After having given up on working as a day labourer, Valeri Kovalenko returns to his dark, empty flat and looks to his screen just in time to see the squawking of the wealthy man’s apparatchik proclaiming the virtues of this fight, calling on all his countrymen to devote themselves wholly to this new struggle. But as he sits in his chair and watches, Valeri’s stomach growls, his feet ache, and his back’s pain spasms slightly, just enough to remind him on all he’s been made to surrender for the wealthy man’s benefit. To ask, now, for more is the final insult. Astride a wave of revolutionary fervour, the working men of Britain, Europe, across the world surge towards a war decades in the making, while their paymasters fumble about looking for a way to head off their own demise. And although none of them had planned the next step, in fact it’ll take place in the way that it will through pure happenstance, when the dust has settled the future will look back on our past and see it could’ve happened no other way.
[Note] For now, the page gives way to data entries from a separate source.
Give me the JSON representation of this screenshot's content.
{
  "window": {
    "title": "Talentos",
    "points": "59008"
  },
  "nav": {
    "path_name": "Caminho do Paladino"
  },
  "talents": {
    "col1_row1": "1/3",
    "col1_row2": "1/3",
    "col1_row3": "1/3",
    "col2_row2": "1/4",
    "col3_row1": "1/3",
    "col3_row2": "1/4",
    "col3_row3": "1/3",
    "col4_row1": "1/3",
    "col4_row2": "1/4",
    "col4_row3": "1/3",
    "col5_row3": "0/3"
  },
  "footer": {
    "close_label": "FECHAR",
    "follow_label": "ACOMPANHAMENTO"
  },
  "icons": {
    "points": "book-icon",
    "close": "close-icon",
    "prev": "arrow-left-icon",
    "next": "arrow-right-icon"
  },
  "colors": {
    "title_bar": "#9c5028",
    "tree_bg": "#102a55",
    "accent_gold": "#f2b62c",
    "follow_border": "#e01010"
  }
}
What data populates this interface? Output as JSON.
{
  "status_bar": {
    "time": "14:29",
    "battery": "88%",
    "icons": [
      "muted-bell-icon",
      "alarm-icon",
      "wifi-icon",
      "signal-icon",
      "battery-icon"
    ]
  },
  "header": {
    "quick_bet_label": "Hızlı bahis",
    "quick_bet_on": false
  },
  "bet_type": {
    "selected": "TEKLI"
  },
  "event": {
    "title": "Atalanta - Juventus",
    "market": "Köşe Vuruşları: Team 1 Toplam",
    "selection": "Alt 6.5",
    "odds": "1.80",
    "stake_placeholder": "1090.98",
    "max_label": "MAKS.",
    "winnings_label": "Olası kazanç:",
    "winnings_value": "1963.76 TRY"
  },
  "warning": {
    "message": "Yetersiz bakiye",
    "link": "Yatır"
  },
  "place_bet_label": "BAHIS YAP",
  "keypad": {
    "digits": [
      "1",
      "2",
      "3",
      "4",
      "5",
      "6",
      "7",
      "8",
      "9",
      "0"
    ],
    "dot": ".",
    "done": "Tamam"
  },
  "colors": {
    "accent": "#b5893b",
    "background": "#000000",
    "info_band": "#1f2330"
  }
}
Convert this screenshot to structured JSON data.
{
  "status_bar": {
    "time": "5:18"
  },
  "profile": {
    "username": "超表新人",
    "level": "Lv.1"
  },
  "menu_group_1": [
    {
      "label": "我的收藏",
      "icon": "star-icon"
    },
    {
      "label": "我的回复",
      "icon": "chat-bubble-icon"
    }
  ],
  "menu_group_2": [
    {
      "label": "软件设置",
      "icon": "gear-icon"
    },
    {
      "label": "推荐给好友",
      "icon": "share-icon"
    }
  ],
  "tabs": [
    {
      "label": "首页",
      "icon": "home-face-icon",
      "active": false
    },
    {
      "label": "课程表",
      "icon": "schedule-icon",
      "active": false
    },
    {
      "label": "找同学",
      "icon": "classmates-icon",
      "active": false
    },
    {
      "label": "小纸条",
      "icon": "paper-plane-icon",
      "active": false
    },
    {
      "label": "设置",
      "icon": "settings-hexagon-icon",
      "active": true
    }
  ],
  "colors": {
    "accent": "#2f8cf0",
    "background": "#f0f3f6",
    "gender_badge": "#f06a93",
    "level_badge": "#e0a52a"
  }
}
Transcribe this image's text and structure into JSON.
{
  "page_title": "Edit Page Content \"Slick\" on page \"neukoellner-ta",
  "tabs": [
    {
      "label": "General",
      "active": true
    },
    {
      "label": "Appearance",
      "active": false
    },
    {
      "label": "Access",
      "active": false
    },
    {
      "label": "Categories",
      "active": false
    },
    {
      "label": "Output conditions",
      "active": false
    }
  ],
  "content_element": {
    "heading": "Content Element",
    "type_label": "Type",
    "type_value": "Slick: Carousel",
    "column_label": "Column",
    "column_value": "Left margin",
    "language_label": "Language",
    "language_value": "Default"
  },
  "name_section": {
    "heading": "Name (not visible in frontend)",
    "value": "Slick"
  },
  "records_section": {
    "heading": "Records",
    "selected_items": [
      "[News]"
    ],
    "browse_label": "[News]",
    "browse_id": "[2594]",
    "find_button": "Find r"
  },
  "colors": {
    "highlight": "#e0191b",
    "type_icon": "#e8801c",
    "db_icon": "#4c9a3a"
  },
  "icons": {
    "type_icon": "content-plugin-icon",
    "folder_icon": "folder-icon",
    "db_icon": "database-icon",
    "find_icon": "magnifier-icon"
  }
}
Though now we can’t see more than a few days ahead, when a clarity emerges and the lost years of our lives are at last reclaimed, we’ll see it all. In Valeri’s life, this has become as his final resting place, without having died his consignment to this dilapidated, falling-apart apartment block become his castle, the last redoubt of the working man, the ramparts on which he’ll make his final stand for dignity and justice. As Valeri looks out across the street, he decides it’s time to leave, venturing out into the city again in search not of supplies but company, the last company he could expect to find amid the terror and violence gripping Britain’s streets.